Ficámos com a clareza da natureza da matéria-prima que temos entre mãos e que mereceu, na sua leitura de realizador, a melhor atenção para Janair, a empregada. Mesmo que a contraciclo, já que poucos [críticos] pegaram em Janair. Desta obra, sai um discurso absolutamente radical, contra todos os sistemas patriarcais, desde logo machistas. Contra a indústria: «a indústria cultural contemporânea está compactuada com um sistema hegemónico, para que a “coisa” seja interiorizada pela maior parte das pessoas. Está tudo nivelado por esse padrão que o mercado promoveu. Mas todos nós somos diferentes».
Janair é colocada aos nossos olhos, neste filme, como «uma figura encharcada de poder espiritual e filosófico». A inscrição deixada a carvão pela Janair, no quarto, é um «monólogo que fez G.H. refém do desafio de tirar os invólucros todos, das várias personagens que G.H. carregava». O que Luiz Fernando Carvalho no diz, pois, é que esta não é uma literatura de estrutura ocidental. E avisa: «É um texto herético, que cobre todas as cercas com grande veemência».

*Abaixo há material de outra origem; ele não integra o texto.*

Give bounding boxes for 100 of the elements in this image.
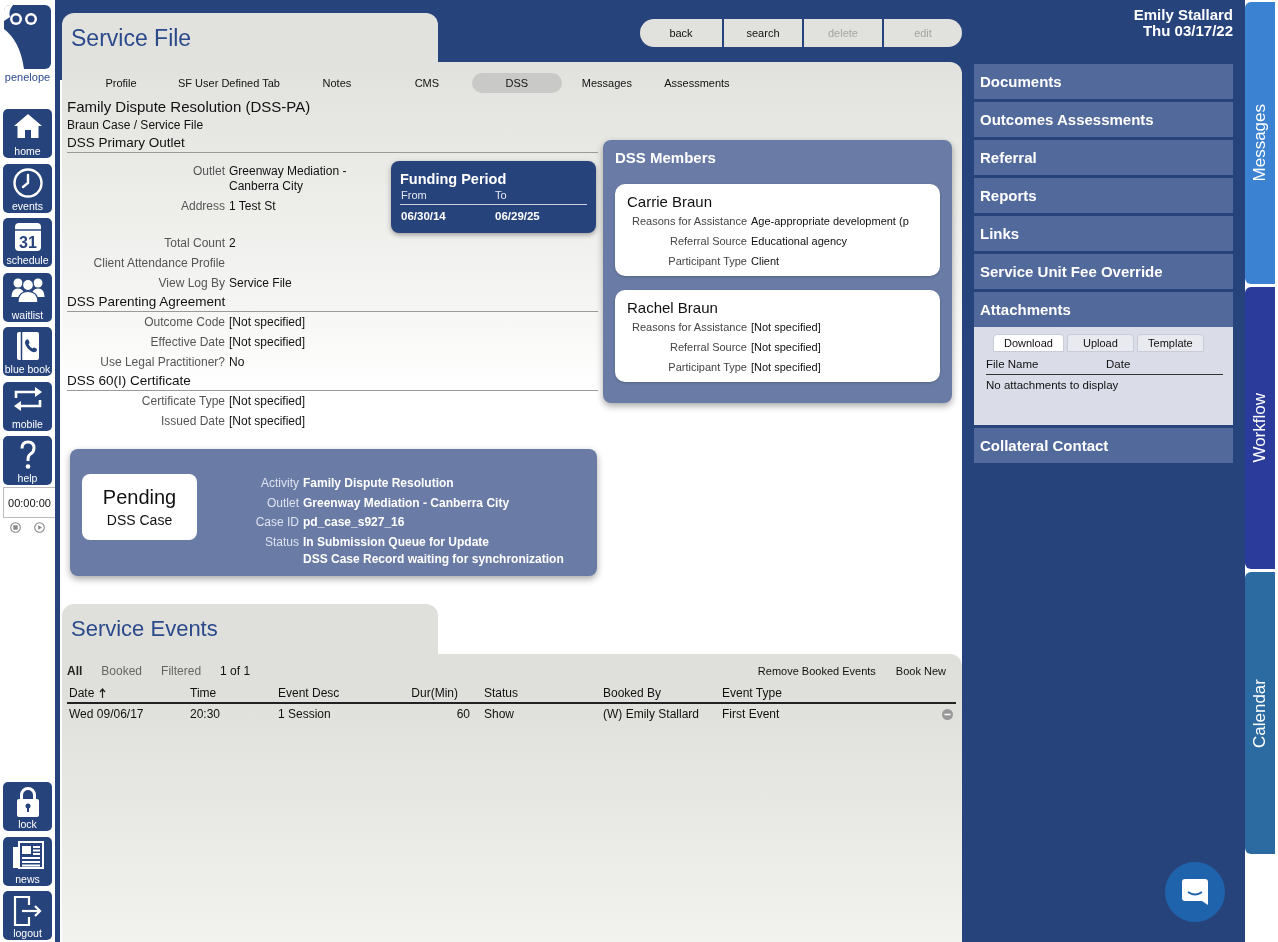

Ainda que se debruce sobre esta história de desdobramentos das pessoas que contemos dentro, A Paixão Segundo G.H., o filme não tem roteiro, guião. «Eu próprio estive na câmara. Em que momento é que a atriz [Maria Fernando Cândido] virou G.H.? Toda a equipa estava vidrada nisso». E prossegue: «Eu não estou a filmar aquilo sozinho, mas vou pela mão da história», alega o realizador.
Nesse bordado narrativo, vai desenhando e consolidando o corpo argumentativo. «Tudo é corpo. O sistema ocidental incutiu-nos que o corpo é diferente da alma. O corpo dos indígenas brasileiros, africanos. Aqui tudo é corpo». Para o realizador, aliás, a palavra é um corpo. E o cinema vem, justamente, «reivindicar o espaço da palavra, destruindo a hierarquia entre o corpo e a palavra. A linguagem é uma polifonia, agregadora de todos os territórios, sem disputas de territórios».

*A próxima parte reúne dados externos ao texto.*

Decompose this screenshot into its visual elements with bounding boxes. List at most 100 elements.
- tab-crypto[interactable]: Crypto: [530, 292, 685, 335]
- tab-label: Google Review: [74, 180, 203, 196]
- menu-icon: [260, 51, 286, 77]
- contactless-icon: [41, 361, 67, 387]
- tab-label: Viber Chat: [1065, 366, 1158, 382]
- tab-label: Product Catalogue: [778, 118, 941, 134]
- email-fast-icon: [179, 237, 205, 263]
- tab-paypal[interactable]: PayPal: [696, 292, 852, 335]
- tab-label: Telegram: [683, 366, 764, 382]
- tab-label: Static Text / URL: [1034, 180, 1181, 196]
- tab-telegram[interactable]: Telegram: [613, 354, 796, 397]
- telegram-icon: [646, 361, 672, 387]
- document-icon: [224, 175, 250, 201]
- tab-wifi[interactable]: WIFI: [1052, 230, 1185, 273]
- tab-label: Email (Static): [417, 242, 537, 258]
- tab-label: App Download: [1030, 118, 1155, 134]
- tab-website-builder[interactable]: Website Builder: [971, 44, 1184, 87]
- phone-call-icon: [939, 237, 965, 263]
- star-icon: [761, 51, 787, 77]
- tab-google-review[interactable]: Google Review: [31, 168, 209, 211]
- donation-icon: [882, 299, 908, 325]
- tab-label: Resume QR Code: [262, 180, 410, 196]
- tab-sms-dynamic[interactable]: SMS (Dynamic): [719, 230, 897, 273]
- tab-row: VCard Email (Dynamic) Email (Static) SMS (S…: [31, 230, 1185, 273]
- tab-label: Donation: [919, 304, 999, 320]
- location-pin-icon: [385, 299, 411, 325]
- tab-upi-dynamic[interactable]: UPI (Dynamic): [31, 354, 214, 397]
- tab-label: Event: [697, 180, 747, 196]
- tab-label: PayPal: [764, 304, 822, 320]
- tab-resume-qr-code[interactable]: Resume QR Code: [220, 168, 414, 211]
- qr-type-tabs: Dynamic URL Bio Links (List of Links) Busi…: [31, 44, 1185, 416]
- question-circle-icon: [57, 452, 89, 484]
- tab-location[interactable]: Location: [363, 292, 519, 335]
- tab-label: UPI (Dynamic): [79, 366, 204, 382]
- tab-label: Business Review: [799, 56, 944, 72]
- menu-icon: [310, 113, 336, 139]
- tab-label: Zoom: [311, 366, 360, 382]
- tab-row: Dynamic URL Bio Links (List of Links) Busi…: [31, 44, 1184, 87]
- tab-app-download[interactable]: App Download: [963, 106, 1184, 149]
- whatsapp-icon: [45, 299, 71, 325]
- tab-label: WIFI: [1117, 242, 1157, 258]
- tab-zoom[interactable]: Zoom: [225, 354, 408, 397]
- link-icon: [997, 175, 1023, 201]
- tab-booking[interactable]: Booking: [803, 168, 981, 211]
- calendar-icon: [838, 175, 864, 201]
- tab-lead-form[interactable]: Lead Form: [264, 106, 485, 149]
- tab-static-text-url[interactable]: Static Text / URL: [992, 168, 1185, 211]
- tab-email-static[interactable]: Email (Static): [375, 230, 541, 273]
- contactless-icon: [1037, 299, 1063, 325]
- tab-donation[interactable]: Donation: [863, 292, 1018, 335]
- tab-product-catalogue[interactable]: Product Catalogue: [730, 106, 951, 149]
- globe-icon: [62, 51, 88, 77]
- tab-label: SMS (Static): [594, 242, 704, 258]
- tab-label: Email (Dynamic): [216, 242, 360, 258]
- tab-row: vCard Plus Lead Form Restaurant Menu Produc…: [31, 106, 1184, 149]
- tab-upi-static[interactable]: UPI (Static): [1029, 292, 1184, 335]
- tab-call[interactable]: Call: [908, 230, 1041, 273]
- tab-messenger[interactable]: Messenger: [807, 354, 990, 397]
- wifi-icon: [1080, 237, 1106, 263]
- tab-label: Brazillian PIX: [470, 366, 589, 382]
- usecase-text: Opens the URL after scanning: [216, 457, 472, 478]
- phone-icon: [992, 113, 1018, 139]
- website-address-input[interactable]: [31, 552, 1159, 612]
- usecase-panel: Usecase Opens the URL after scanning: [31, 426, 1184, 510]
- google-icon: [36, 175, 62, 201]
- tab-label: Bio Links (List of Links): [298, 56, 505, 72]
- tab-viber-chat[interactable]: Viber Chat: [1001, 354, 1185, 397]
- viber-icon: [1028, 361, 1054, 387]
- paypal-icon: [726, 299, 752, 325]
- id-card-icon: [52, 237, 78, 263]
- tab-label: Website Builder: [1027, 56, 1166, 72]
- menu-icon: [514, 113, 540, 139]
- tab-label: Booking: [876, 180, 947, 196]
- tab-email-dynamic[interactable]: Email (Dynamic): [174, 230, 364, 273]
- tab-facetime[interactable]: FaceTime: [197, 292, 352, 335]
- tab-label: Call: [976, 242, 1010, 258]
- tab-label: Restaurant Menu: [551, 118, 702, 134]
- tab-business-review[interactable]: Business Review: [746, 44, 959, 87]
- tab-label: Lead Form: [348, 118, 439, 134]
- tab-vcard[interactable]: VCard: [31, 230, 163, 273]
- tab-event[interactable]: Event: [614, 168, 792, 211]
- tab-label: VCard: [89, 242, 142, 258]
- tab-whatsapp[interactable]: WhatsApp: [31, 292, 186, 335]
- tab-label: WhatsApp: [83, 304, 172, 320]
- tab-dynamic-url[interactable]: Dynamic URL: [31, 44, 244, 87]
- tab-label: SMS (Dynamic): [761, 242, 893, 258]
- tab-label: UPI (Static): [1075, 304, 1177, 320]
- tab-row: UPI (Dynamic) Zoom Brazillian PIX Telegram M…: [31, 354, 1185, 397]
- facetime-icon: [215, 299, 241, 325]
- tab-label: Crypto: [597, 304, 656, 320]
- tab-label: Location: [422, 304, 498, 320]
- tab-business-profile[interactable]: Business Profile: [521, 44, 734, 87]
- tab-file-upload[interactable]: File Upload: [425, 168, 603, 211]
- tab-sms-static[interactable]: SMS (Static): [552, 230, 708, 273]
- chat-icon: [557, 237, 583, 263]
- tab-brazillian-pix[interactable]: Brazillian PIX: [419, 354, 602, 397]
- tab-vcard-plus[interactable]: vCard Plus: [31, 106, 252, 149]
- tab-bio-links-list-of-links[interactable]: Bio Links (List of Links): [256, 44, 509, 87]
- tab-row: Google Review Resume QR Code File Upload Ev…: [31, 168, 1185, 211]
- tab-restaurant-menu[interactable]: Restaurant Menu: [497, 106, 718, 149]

Este filme é uma tomada de consciência da relação entre exploradores e oprimidos. A camada sociológica do romance existe, sempre esteve nas entrelinhas, «mas talvez causasse em alguns leitores uma espécie de apagamento». A verdade é que Clarice evoca ali, como noutras obras, a luta de classes. «E, hoje, o racismo no Brasil continua em vários lugares, na linguagem».

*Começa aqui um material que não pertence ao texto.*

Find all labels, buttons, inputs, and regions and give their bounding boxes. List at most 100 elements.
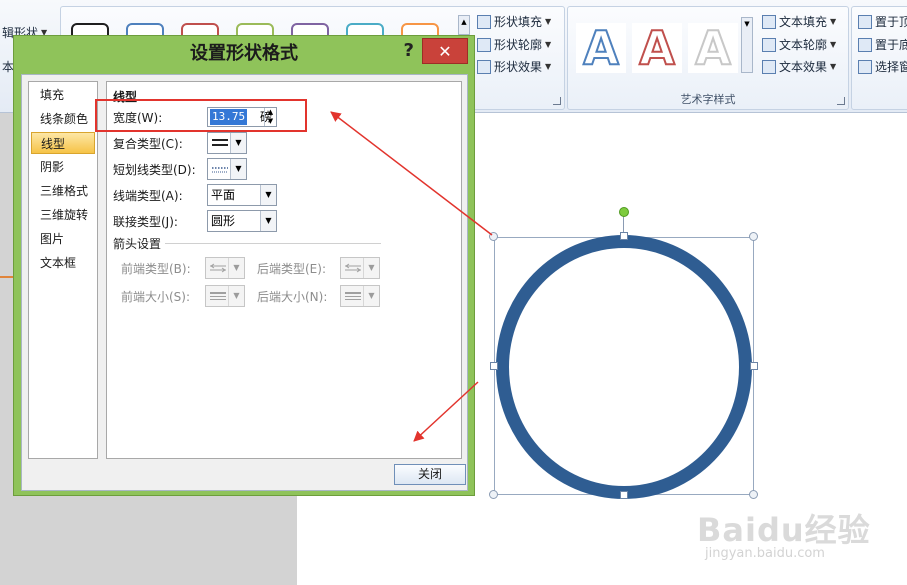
text-effects-label: 文本效果 (779, 60, 828, 74)
text-effects-button[interactable]: 文本效果 ▼ (762, 58, 836, 75)
nav-item-fill[interactable]: 填充 (31, 84, 95, 106)
nav-item-shadow[interactable]: 阴影 (31, 156, 95, 178)
nav-item-line-color[interactable]: 线条颜色 (31, 108, 95, 130)
begin-type-label: 前端类型(B): (121, 262, 191, 276)
chevron-down-icon: ▼ (228, 258, 244, 278)
resize-handle-top[interactable] (620, 232, 628, 240)
join-type-label: 联接类型(J): (113, 215, 178, 229)
close-button[interactable]: 关闭 (394, 464, 466, 485)
cap-type-label: 线端类型(A): (113, 189, 183, 203)
end-type-label: 后端类型(E): (257, 262, 326, 276)
resize-handle-right[interactable] (750, 362, 758, 370)
wordart-style-gray[interactable]: A (688, 22, 738, 74)
nav-item-3d-format[interactable]: 三维格式 (31, 180, 95, 202)
text-outline-label: 文本轮廓 (779, 38, 828, 52)
bring-to-front-button[interactable]: 置于顶 (858, 13, 907, 30)
shape-effects-icon (477, 59, 491, 74)
join-type-dropdown[interactable]: 圆形 ▼ (207, 210, 277, 232)
selection-pane-label: 选择窗 (875, 60, 907, 74)
resize-handle-bottom-right[interactable] (749, 490, 758, 499)
selection-pane-icon (858, 59, 872, 74)
chevron-down-icon: ▼ (230, 159, 246, 179)
chevron-down-icon: ▼ (545, 62, 552, 71)
circle-shape[interactable] (496, 235, 752, 499)
shape-effects-button[interactable]: 形状效果 ▼ (477, 58, 551, 75)
wordart-styles-group: A A A ▼ 文本填充 ▼ 文本轮廓 ▼ 文本效果 ▼ 艺术字样式 (567, 6, 849, 110)
text-effects-icon (762, 59, 776, 74)
chevron-down-icon: ▼ (363, 286, 379, 306)
compound-type-dropdown[interactable]: ▼ (207, 132, 247, 154)
arrow-size-icon (345, 292, 361, 300)
dialog-launcher-icon[interactable] (837, 97, 845, 105)
gallery-scroll-up-icon[interactable]: ▲ (458, 15, 470, 35)
arrow-size-icon (210, 292, 226, 300)
compound-type-label: 复合类型(C): (113, 137, 183, 151)
text-fill-button[interactable]: 文本填充 ▼ (762, 13, 836, 30)
help-icon[interactable]: ? (404, 40, 414, 61)
section-divider (165, 243, 381, 244)
selection-pane-button[interactable]: 选择窗 (858, 58, 907, 75)
text-fill-label: 文本填充 (779, 15, 828, 29)
nav-item-picture[interactable]: 图片 (31, 228, 95, 250)
begin-size-dropdown[interactable]: ▼ (205, 285, 245, 307)
arrange-group: 置于顶 置于底 选择窗 (851, 6, 907, 110)
wordart-style-blue[interactable]: A (576, 22, 626, 74)
resize-handle-left[interactable] (490, 362, 498, 370)
watermark-logo: Baidu经验 (697, 511, 871, 549)
bring-front-icon (858, 14, 872, 29)
dash-lines-icon (212, 167, 228, 173)
compound-lines-icon (212, 139, 228, 146)
text-fill-icon (762, 14, 776, 29)
chevron-down-icon: ▼ (830, 40, 837, 49)
shape-outline-label: 形状轮廓 (494, 38, 543, 52)
shape-fill-button[interactable]: 形状填充 ▼ (477, 13, 551, 30)
text-outline-button[interactable]: 文本轮廓 ▼ (762, 36, 836, 53)
chevron-down-icon: ▼ (545, 40, 552, 49)
rotation-handle[interactable] (619, 207, 629, 217)
bring-front-label: 置于顶 (875, 15, 907, 29)
end-size-dropdown[interactable]: ▼ (340, 285, 380, 307)
shape-outline-button[interactable]: 形状轮廓 ▼ (477, 36, 551, 53)
resize-handle-top-left[interactable] (489, 232, 498, 241)
wordart-gallery-scroll-icon[interactable]: ▼ (741, 17, 753, 73)
annotation-highlight-box (95, 99, 307, 132)
chevron-down-icon: ▼ (363, 258, 379, 278)
dialog-launcher-icon[interactable] (553, 97, 561, 105)
send-back-label: 置于底 (875, 38, 907, 52)
begin-type-dropdown[interactable]: ▼ (205, 257, 245, 279)
wordart-group-label: 艺术字样式 (680, 93, 736, 106)
paint-bucket-icon (477, 14, 491, 29)
chevron-down-icon: ▼ (830, 62, 837, 71)
arrow-type-icon (210, 263, 226, 273)
send-back-icon (858, 37, 872, 52)
line-style-panel: 线型 宽度(W): 13.75 磅 ▲ ▼ 复合类型(C): ▼ 短划线类型(D)… (106, 81, 462, 459)
shape-fill-label: 形状填充 (494, 15, 543, 29)
join-type-value: 圆形 (211, 214, 236, 228)
resize-handle-top-right[interactable] (749, 232, 758, 241)
dialog-close-icon[interactable]: ✕ (422, 38, 468, 64)
pen-outline-icon (477, 37, 491, 52)
chevron-down-icon: ▼ (260, 211, 276, 231)
wordart-style-red[interactable]: A (632, 22, 682, 74)
end-type-dropdown[interactable]: ▼ (340, 257, 380, 279)
cap-type-dropdown[interactable]: 平面 ▼ (207, 184, 277, 206)
chevron-down-icon: ▼ (545, 17, 552, 26)
chevron-down-icon: ▼ (260, 185, 276, 205)
baidu-watermark: Baidu经验 jingyan.baidu.com (697, 505, 902, 567)
arrow-type-icon (345, 263, 361, 273)
thumbnail-indicator (0, 276, 14, 278)
nav-item-text-box[interactable]: 文本框 (31, 252, 95, 274)
resize-handle-bottom-left[interactable] (489, 490, 498, 499)
shape-effects-label: 形状效果 (494, 60, 543, 74)
cap-type-value: 平面 (211, 188, 236, 202)
chevron-down-icon: ▼ (230, 133, 246, 153)
chevron-down-icon: ▼ (830, 17, 837, 26)
begin-size-label: 前端大小(S): (121, 290, 191, 304)
arrow-settings-heading: 箭头设置 (113, 237, 162, 251)
resize-handle-bottom[interactable] (620, 491, 628, 499)
send-to-back-button[interactable]: 置于底 (858, 36, 907, 53)
nav-item-line-style[interactable]: 线型 (31, 132, 95, 154)
watermark-url: jingyan.baidu.com (705, 546, 825, 561)
dash-type-dropdown[interactable]: ▼ (207, 158, 247, 180)
nav-item-3d-rotation[interactable]: 三维旋转 (31, 204, 95, 226)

O dia em que fui ver o filme estava virada do avesso, por algo possivelmente estragado que havia comido. Mas fui. Quem simpaticamente me avisou que o filme estaria por aqui foi Nádia Battella Gotlib, uma das grandes investigadoras de Clarice no mundo e que assegura a revisão do texto, no filme. Também uma das pessoas que tive o privilégio de entrevistar. Clarice tem este efeito mobilizador sobre os seus fiéis leitores. Não há como explicar por palavras e por isso escreve-se. Se é que me faço entender. Além disso, o livro a partir do qual o filme parte é, se pudermos colocar as coisas nestes termos, o livro que elejo quando me perguntam qual o livro que mais gostaste.
A Paixão Segundo G.H. retrata uma mulher bem-sucedida que se lança na procura existencial da própria identidade. A narrativa é anódina: depois de demitir uma empregada doméstica interna, G.H. entra no quarto que a aquela ocupava para iniciar uma limpeza de fundo e defronta-se com uma barata. Aí, nessa barata, encontra a razão de viver. Clarice Lispector transforma esta trama narrativa simples e aparentemente pobre numa profundíssima reflexão existencial, inspirada no existencialismo de Jean-Paul Sartre.
Este foi o primeiro livro em que Clarice escreveu na primeira pessoa. Há uma “presentificação” do eu. No filme, essa perspetiva materializa-se «numa espécie de generosidade ótica, num close up dado pela grande angular sobre a cara e, ao mesmo tempo, um desfoque nos lados». E esta desorganização do retrato bonitinho da foto tipo passe desconstrói a geografia do lugar. E essa desconstrução é um passaporte seguro para (re)ganhar direção.